Nicolas Darveau-Garneau, 50, became Google’s chief search evangelist in Mountain View, Calif., in May, 2017. He began his career at Google in 2011 as general manager of Google Quebec.

In what I call the journey of my life, from Chicoutimi to Los Gatos, 40 years in concentric circles, the most important thing was learning English – my mom’s idea. I couldn’t speak English almost at all until we moved to Montreal, then I learned it while going to university in Ontario.

The second most important thing was becoming globalized, seeing Canada and the United States, then travelling to 75 countries, where I’ve had extraordinary experiences. If you were born in northern Quebec 50 years ago you didn’t necessarily think highly of people in Toronto. You get there and think, “These are wonderful people.” Then in New York: “These are wonderful people.“ Travel broadens your horizons, taking away preconceived notions.

I advise young people to take computer-science first principles classes – like in liberal arts, reading traditional texts. At university, I was intrigued by theoretical underpinnings. I enjoyed working at McKinsey & Co. in Toronto; they trained people well to summarize tough issues, strategy and forecasting. Doing my MBA in 1994, I grasped the coming revolution, really for the first time, while I was sitting in Harvard Business School’s computer lab. I got excited by the early browsers; Amazon and Yahoo had barely launched. I was fortunate to work at Microsoft. Fully grasping what the internet would bring to the future created my career path.

My MBA was incredibly valuable. You do hundreds of cases, so your level of pattern recognition is extraordinarily good. It also creates lifelong relationships with incredible people. I had two options: Go back to McKinsey, which would’ve been fantastic and paid for my MBA, or join an internet company. I was worth negative-$250,000, with the brilliant idea of starting an internet company – difficult in 1996. Imix.com was one of the first companies in the world with legal music downloads from all major record labels. That was a lesson learned; get the timing right. Plus or minus a year or two makes a huge difference – we were early, and struggled. After the infamous 2000 crash, we were fortunate to get some money out. I worked on Wall Street for a wonderful company for a year and a half. It required grit to leave a job paying high six-figures, but quitting brought me back to my first love, the internet.
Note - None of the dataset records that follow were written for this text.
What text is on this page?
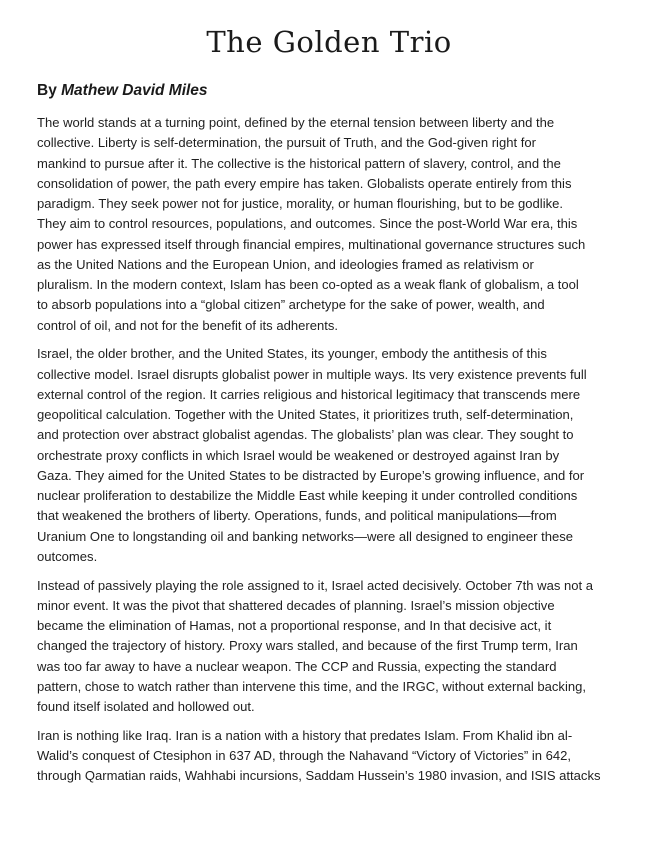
The Golden Trio

By Mathew David Miles

The world stands at a turning point, defined by the eternal tension between liberty and the
collective. Liberty is self-determination, the pursuit of Truth, and the God-given right for
mankind to pursue after it. The collective is the historical pattern of slavery, control, and the
consolidation of power, the path every empire has taken. Globalists operate entirely from this
paradigm. They seek power not for justice, morality, or human flourishing, but to be godlike.
They aim to control resources, populations, and outcomes. Since the post-World War era, this
power has expressed itself through financial empires, multinational governance structures such
as the United Nations and the European Union, and ideologies framed as relativism or
pluralism. In the modern context, Islam has been co-opted as a weak flank of globalism, a tool
to absorb populations into a “global citizen” archetype for the sake of power, wealth, and
control of oil, and not for the benefit of its adherents.

Israel, the older brother, and the United States, its younger, embody the antithesis of this
collective model. Israel disrupts globalist power in multiple ways. Its very existence prevents full
external control of the region. It carries religious and historical legitimacy that transcends mere
geopolitical calculation. Together with the United States, it prioritizes truth, self-determination,
and protection over abstract globalist agendas. The globalists’ plan was clear. They sought to
orchestrate proxy conflicts in which Israel would be weakened or destroyed against Iran by
Gaza. They aimed for the United States to be distracted by Europe’s growing influence, and for
nuclear proliferation to destabilize the Middle East while keeping it under controlled conditions
that weakened the brothers of liberty. Operations, funds, and political manipulations—from
Uranium One to longstanding oil and banking networks—were all designed to engineer these
outcomes.

Instead of passively playing the role assigned to it, Israel acted decisively. October 7th was not a
minor event. It was the pivot that shattered decades of planning. Israel’s mission objective
became the elimination of Hamas, not a proportional response, and In that decisive act, it
changed the trajectory of history. Proxy wars stalled, and because of the first Trump term, Iran
was too far away to have a nuclear weapon. The CCP and Russia, expecting the standard
pattern, chose to watch rather than intervene this time, and the IRGC, without external backing,
found itself isolated and hollowed out.

Iran is nothing like Iraq. Iran is a nation with a history that predates Islam. From Khalid ibn al-
Walid’s conquest of Ctesiphon in 637 AD, through the Nahavand “Victory of Victories” in 642,
through Qarmatian raids, Wahhabi incursions, Saddam Hussein’s 1980 invasion, and ISIS attacks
I joined Google Montreal in September, 2011. Now I’m kind of a consultant sent to its top partners around the world to help think about their digital strategies. I talk to CEOs and CMOs [chief marketing officers] about, in many cases, how to use machine learning and artificial intelligence to improve how we talk to consumers. I have access to so many wonderful people, not because I’m particularly clever, but because I work at an interesting company and people want to hear our point of view. One strategy we discuss is the toothbrush test – universal tools used two to three times a day that over a billion people can use. It’s important to have diversity to make sure systems work well, not just from an equity perspective, but to make things right as we build technologies.

One underpinning of my philosophy is freedom – to be who you are, of the press, association, free enterprise – because I’ve seen the opposite at its worst. I’ve appreciated every second living in Canada and the U.S.
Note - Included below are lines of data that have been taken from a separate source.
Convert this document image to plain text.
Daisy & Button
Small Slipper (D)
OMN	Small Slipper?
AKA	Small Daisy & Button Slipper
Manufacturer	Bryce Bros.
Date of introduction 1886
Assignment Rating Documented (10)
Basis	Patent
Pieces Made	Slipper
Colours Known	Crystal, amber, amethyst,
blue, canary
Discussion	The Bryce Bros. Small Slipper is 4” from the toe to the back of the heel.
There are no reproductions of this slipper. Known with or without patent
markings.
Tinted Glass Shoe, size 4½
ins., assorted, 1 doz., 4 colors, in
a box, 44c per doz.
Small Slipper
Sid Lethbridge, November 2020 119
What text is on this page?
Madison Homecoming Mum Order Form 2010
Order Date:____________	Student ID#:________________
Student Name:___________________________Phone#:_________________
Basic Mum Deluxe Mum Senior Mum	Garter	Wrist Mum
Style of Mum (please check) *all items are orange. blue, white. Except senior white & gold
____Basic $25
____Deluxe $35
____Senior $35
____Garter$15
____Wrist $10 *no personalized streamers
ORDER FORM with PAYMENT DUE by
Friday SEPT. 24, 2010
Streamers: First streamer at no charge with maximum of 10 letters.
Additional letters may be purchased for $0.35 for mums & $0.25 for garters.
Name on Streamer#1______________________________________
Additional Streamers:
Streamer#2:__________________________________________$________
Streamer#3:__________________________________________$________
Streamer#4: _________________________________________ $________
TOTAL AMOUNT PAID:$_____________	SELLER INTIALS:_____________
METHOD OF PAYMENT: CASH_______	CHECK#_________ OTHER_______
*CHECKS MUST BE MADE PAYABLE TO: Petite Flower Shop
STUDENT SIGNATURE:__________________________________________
I’m going to join at least two [more] boards, so I’ll get back to Canada more. Canadians tend to be a little more civil; I miss that. I’m really proud of the work [against Quebec separation] by Groupe des cent, which I co-founded for 1995’s referendum, and I’m really happy that Canada is still one country. That was a tough moment.
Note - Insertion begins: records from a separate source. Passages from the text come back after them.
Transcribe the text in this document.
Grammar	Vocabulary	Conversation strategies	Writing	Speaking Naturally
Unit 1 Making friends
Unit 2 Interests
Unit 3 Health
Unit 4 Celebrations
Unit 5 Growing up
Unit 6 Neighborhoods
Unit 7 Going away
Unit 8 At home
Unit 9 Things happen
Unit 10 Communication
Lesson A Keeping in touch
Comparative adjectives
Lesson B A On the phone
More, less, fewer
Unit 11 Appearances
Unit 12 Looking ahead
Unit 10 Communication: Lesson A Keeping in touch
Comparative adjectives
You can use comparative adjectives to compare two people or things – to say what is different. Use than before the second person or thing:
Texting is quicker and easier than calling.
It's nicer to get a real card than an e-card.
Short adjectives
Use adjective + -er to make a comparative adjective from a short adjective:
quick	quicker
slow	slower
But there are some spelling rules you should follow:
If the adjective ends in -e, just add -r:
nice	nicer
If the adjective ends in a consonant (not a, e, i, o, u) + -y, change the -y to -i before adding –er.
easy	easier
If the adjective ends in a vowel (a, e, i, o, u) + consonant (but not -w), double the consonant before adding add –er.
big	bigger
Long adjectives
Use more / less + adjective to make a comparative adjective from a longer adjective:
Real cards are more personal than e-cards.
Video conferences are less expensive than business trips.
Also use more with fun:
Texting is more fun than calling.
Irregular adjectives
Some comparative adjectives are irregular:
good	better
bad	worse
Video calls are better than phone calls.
Grit and going through adversity is a big thing. My mom’s been my inspiration my entire life, the reason where I am today. I’d failed kindergarten. Being painfully shy, I didn’t recite a poem in front of my peers. She said, “I’ll teach you.” The next year, I could read, write, count, multiply – I skipped first grade. That time with her, honestly, is what allowed me to develop grit and not only succeed, but to power through.